Le résultat ? Gore-Tex figure régulièrement parmi les entreprises où il fait le meilleur vivre au monde. La société suédoise Spotify a adopté un modèle similaire avec ses « squads » de petites équipes autonomes. Même l’armée américaine a restructuré ses unités spéciales autour du nombre de Dunbar après les échecs de coordination en Irak.

À l’inverse, les mégastructures humaines ultra-denses créent souvent un paradoxe : plus il y a de monde autour de toi, plus tu te sens isolé. Ce n’est pas de la philosophie, c’est de la neurologie.

Le vrai coût de ce plafond : des amitiés qui meurent en silence

Une étude néerlandaise publiée en 2009 a suivi les réseaux sociaux de milliers de personnes pendant sept ans. Le constat est brutal : tu remplaces en moyenne 40 % de tes relations proches tous les sept ans. Pas parce que tu te disputes, mais parce que ton cerveau fait de la place.

Chaque nouveau collègue, chaque nouveau voisin, chaque nouvelle connaissance pousse mécaniquement quelqu’un d’autre vers la sortie. Ton ancien meilleur ami du lycée n’a pas disparu de ta vie par hasard. Il a été évincé par ton cerveau pour libérer de la bande passante cognitive.

Les chercheurs de l’université d’Oxford ont calculé que sans contact régulier, une amitié perd environ 15 % de sa qualité émotionnelle par an. En six ans sans interaction significative, la relation est cliniquement morte. C’est aussi mécanique que le fonctionnement biologique de ton organisme.

150, un bug ou une fonctionnalité ?

Certains chercheurs contestent le nombre exact. Une méta-analyse suédoise de 2021 a suggéré une fourchette entre 100 et 250, selon les individus et les cultures. Mais même les critiques admettent qu’un plafond existe bel et bien.

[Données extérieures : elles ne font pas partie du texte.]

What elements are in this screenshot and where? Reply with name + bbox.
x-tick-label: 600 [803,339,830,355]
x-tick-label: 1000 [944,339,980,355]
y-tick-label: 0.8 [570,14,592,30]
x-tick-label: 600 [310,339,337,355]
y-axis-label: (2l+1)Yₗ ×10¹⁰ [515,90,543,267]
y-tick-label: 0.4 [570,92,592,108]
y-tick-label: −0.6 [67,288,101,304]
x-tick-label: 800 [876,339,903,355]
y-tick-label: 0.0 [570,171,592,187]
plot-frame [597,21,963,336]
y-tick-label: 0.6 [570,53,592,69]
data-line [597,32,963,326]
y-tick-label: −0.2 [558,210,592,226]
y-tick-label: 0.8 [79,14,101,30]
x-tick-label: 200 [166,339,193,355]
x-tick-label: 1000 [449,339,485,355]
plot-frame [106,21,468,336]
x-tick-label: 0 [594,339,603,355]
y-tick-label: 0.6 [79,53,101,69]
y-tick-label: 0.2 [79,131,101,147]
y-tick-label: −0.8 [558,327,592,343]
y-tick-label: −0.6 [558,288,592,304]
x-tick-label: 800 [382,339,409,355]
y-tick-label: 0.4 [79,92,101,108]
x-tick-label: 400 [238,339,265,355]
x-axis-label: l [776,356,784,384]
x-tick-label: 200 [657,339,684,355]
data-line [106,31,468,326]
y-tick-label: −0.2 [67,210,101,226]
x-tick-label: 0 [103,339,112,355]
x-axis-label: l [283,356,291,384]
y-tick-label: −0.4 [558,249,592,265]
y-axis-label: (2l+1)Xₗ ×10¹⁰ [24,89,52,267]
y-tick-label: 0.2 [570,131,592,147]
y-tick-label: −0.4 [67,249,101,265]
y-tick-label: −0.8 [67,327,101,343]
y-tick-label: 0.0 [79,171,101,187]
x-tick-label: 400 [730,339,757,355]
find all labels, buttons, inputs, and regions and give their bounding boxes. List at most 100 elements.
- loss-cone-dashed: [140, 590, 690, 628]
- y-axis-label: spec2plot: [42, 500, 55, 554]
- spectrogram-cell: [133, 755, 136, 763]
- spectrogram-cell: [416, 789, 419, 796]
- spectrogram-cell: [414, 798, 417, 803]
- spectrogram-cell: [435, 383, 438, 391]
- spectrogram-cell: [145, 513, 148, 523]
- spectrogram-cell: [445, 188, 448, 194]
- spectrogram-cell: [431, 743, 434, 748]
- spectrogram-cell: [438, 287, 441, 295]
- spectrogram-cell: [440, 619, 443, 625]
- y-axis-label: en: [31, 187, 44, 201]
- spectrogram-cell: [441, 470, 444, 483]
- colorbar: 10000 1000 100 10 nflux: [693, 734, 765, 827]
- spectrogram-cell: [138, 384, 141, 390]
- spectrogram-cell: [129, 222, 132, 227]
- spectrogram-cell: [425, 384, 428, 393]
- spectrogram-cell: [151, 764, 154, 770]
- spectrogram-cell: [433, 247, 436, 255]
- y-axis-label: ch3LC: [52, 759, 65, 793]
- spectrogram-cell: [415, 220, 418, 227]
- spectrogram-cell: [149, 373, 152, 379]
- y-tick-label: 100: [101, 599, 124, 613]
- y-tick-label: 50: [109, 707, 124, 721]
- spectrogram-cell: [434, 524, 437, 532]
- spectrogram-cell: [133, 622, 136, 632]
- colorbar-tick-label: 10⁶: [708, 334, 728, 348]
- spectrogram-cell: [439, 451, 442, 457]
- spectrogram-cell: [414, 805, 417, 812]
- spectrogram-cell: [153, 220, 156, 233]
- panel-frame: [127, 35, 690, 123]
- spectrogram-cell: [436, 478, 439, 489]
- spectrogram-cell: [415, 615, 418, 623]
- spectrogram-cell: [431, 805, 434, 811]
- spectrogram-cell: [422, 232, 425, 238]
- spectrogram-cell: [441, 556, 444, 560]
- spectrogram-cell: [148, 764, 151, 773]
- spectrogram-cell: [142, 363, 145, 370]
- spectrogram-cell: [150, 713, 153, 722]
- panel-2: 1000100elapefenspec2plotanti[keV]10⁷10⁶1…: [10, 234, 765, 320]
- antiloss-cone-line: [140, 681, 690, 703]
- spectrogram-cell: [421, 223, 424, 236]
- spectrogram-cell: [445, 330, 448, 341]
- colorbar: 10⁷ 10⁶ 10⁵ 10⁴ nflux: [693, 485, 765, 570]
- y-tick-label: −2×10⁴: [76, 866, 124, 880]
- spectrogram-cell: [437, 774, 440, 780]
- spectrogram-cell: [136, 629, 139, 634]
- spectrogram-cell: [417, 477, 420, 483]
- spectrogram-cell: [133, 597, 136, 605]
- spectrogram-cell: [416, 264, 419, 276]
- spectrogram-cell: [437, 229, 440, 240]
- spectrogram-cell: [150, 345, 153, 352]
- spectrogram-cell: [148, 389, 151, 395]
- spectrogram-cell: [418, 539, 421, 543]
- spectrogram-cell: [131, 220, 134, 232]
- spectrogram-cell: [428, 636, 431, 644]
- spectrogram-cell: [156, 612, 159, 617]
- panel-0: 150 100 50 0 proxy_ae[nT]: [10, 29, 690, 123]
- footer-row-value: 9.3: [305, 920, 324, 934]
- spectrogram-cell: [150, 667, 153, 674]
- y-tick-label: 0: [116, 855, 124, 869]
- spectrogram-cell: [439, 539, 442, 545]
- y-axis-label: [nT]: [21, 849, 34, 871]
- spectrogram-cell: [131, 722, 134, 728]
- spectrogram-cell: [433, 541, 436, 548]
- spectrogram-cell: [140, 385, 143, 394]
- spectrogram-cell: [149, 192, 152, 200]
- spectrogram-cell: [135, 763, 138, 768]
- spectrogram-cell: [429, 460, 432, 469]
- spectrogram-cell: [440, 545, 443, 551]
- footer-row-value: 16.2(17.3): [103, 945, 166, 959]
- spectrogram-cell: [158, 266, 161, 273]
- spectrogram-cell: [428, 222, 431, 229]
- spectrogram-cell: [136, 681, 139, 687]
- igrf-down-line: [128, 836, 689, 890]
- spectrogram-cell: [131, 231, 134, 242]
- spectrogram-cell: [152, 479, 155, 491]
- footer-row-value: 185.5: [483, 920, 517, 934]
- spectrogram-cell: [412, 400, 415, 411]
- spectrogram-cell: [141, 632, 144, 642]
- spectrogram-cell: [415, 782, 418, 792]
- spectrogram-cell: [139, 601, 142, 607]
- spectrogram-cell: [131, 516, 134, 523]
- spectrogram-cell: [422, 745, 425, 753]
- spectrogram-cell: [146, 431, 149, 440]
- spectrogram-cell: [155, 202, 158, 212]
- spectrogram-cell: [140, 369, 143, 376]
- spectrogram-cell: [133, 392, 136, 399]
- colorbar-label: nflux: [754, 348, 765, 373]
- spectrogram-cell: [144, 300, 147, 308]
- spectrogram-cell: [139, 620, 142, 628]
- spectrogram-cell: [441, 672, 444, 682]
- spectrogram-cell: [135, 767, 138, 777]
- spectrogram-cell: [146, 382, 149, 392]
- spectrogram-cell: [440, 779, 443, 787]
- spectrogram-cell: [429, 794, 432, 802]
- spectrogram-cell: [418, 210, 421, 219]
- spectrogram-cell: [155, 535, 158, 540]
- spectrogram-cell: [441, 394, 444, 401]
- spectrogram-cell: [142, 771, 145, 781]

D’autres scientifiques voient dans cette limite un avantage évolutif. Un groupe de 150 est assez grand pour assurer la survie collective, mais assez petit pour que la tricherie soit détectée. Dans un clan de 150 chasseurs-cueilleurs, tout le monde sait qui travaille et qui profite du système.

Ce soir, ouvre ta liste de contacts. Compte ceux dont tu connais vraiment la vie, les problèmes, les joies. Tu tomberas probablement autour de 150. Ton cerveau a tracé cette frontière bien avant que tu aies un smartphone — et aucune application ne la franchira de sitôt.